Brick-and-mortar banks’ Web sites saw a far greater increase in use during the past year than on-line-only banks, according to a report released Aug. 29 that predicts the demise of Internet banks that don’t embrace a particular niche audience or build physical locations.
Analysts have said for more than a year that on-line banks must offer either branch offices or automated teller machine (ATM) kiosks if they intend to survive, and a report from New York-based Jupiter Media Metrix Inc. that examined Web traffic for each of the country’s leading on-line and traditional bank sites in July 2000 and July 2001 seems to back the analysts’ assertions.
Visits to the Web sites of banks that offer physical locations and on-line services rose from 6.4 million in July 2000 to 13.4 million in July 2001, a 110.5 per cent increase.
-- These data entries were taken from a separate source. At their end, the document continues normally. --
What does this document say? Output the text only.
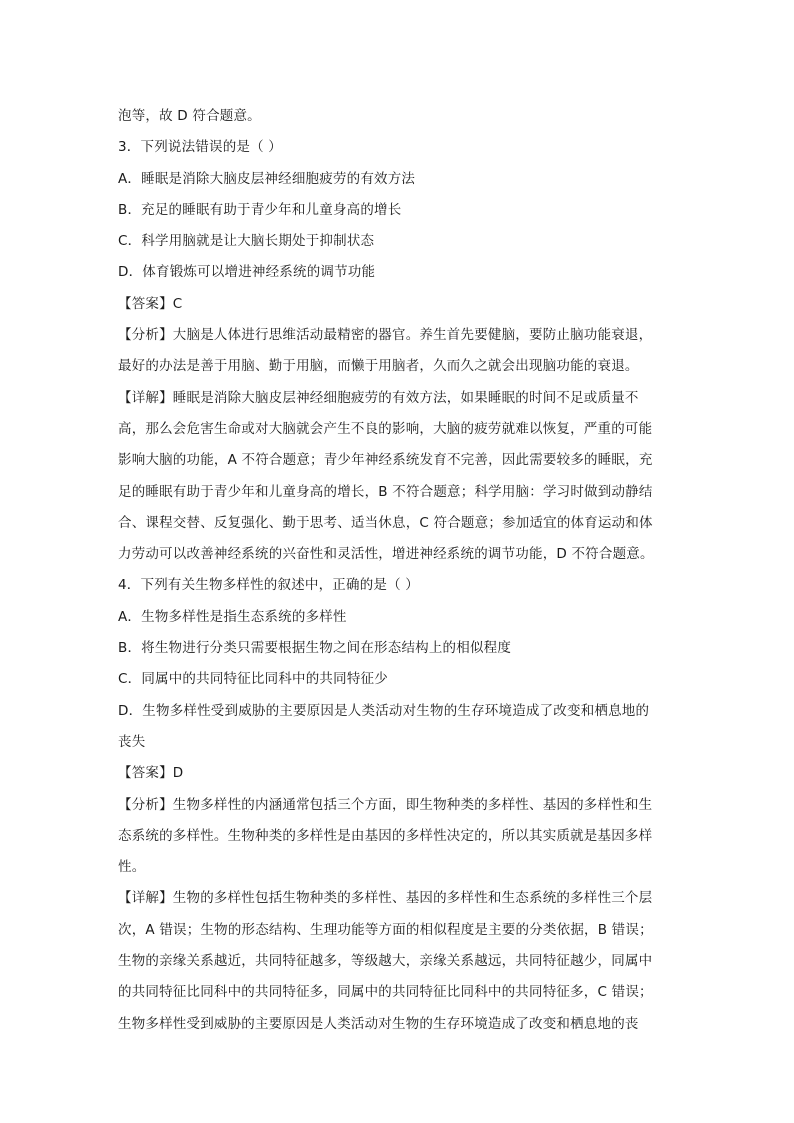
泡等，故 D 符合题意。
3．下列说法错误的是（ ）
A．睡眠是消除大脑皮层神经细胞疲劳的有效方法
B．充足的睡眠有助于青少年和儿童身高的增长
C．科学用脑就是让大脑长期处于抑制状态
D．体育锻炼可以增进神经系统的调节功能
【答案】C
【分析】大脑是人体进行思维活动最精密的器官。养生首先要健脑，要防止脑功能衰退，
最好的办法是善于用脑、勤于用脑，而懒于用脑者，久而久之就会出现脑功能的衰退。
【详解】睡眠是消除大脑皮层神经细胞疲劳的有效方法，如果睡眠的时间不足或质量不
高，那么会危害生命或对大脑就会产生不良的影响，大脑的疲劳就难以恢复，严重的可能
影响大脑的功能，A 不符合题意；青少年神经系统发育不完善，因此需要较多的睡眠，充
足的睡眠有助于青少年和儿童身高的增长，B 不符合题意；科学用脑：学习时做到动静结
合、课程交替、反复强化、勤于思考、适当休息，C 符合题意；参加适宜的体育运动和体
力劳动可以改善神经系统的兴奋性和灵活性，增进神经系统的调节功能，D 不符合题意。
4．下列有关生物多样性的叙述中，正确的是（ ）
A．生物多样性是指生态系统的多样性
B．将生物进行分类只需要根据生物之间在形态结构上的相似程度
C．同属中的共同特征比同科中的共同特征少
D．生物多样性受到威胁的主要原因是人类活动对生物的生存环境造成了改变和栖息地的
丧失
【答案】D
【分析】生物多样性的内涵通常包括三个方面，即生物种类的多样性、基因的多样性和生
态系统的多样性。生物种类的多样性是由基因的多样性决定的，所以其实质就是基因多样
性。
【详解】生物的多样性包括生物种类的多样性、基因的多样性和生态系统的多样性三个层
次，A 错误；生物的形态结构、生理功能等方面的相似程度是主要的分类依据，B 错误；
生物的亲缘关系越近，共同特征越多，等级越大，亲缘关系越远，共同特征越少，同属中
的共同特征比同科中的共同特征多，同属中的共同特征比同科中的共同特征多，C 错误；
生物多样性受到威胁的主要原因是人类活动对生物的生存环境造成了改变和栖息地的丧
Traffic at on-line-only banks fell 8.1 per cent, from 1.2 million “unique” visitors to 1.1 million, during the same period, Jupiter Media Metrix reported.
The report also showed that on-line traffic at all bank sites grew 77.6 per cent between July 2000 and July 2001, compared with an 18.9 per cent overall rise in Web traffic.
James Van Dyke, research director at Jupiter, said that the new data confirms that on-line banks must begin to offer “physical distribution or audience specialization to survive” and suggested that traditional banks are now reaping the benefits of greater consumer comfort with on-line banking.
“Consumer surveys show that too many people value things like physical access to money, customer service and how long a bank has been in service,” Van Dyke said.
In April, Needham, Mass.-based market research firm TowerGroup released a study showing that although the Internet has reached a critical mass among U.S. consumers, the traditional bank branch remains the primary source for delivery of financial services. Only 17 per cent of households bank on-line, according to TowerGroup.
According to Jupiter Media Metrix, New York-based Chase Manhattan Corp.’s Chase.com was the most visited multichannel bank in July 2001. It also posted the largest year-over-year gain, with a 281.1 per cent increase in unique visitors, up from 957,000 in July 2000 to 3.6 million last month. Wells Fargo & Co. and Citibank rounded out the top three most-trafficked multichannel banks in July 2001, with each site drawing approximately 3.5 million unique visitors.
Van Dyke attributed Chase’s popularity to the success of its on-line credit card advertisements on other Web sites rather than to customers logging in to conduct banking on-line.
Of the top four on-line-only banks, only Alpharetta, Ga.-based NetBank Inc. has reported consecutive quarterly profits, according to Van Dyke. And it purchased ATMs along with Clearwater, Fla.-based Market Street Mortgage, a brick-and-mortar mortgage lending business, this spring so it could create physical locations.
WingspanBank.com was folded back into parent company Bank One Corp. earlier this year, ETrade Bank saw a significant drop in volume during the past year, and Juniper Financial Corp. has seen no movement in Web site use since the middle of last year, according to Van Dyke.
“On-line banking has moved from being a competitive edge to a commodity,” he said.
Van Dyke pointed to banks such as the Navy Federal Credit Union, which caters to retirees, and the Gay and Lesbian Savings Bank in Pensacola, Fla., as institutions that have successfully taken advantage of niche audiences with special needs to turn a profit.
“Gay couples can’t get married in most states, so when they want to take out a loan, their assets aren’t treated as pooled,” he said. “[Traditional] banks aren’t used to that audience’s needs.”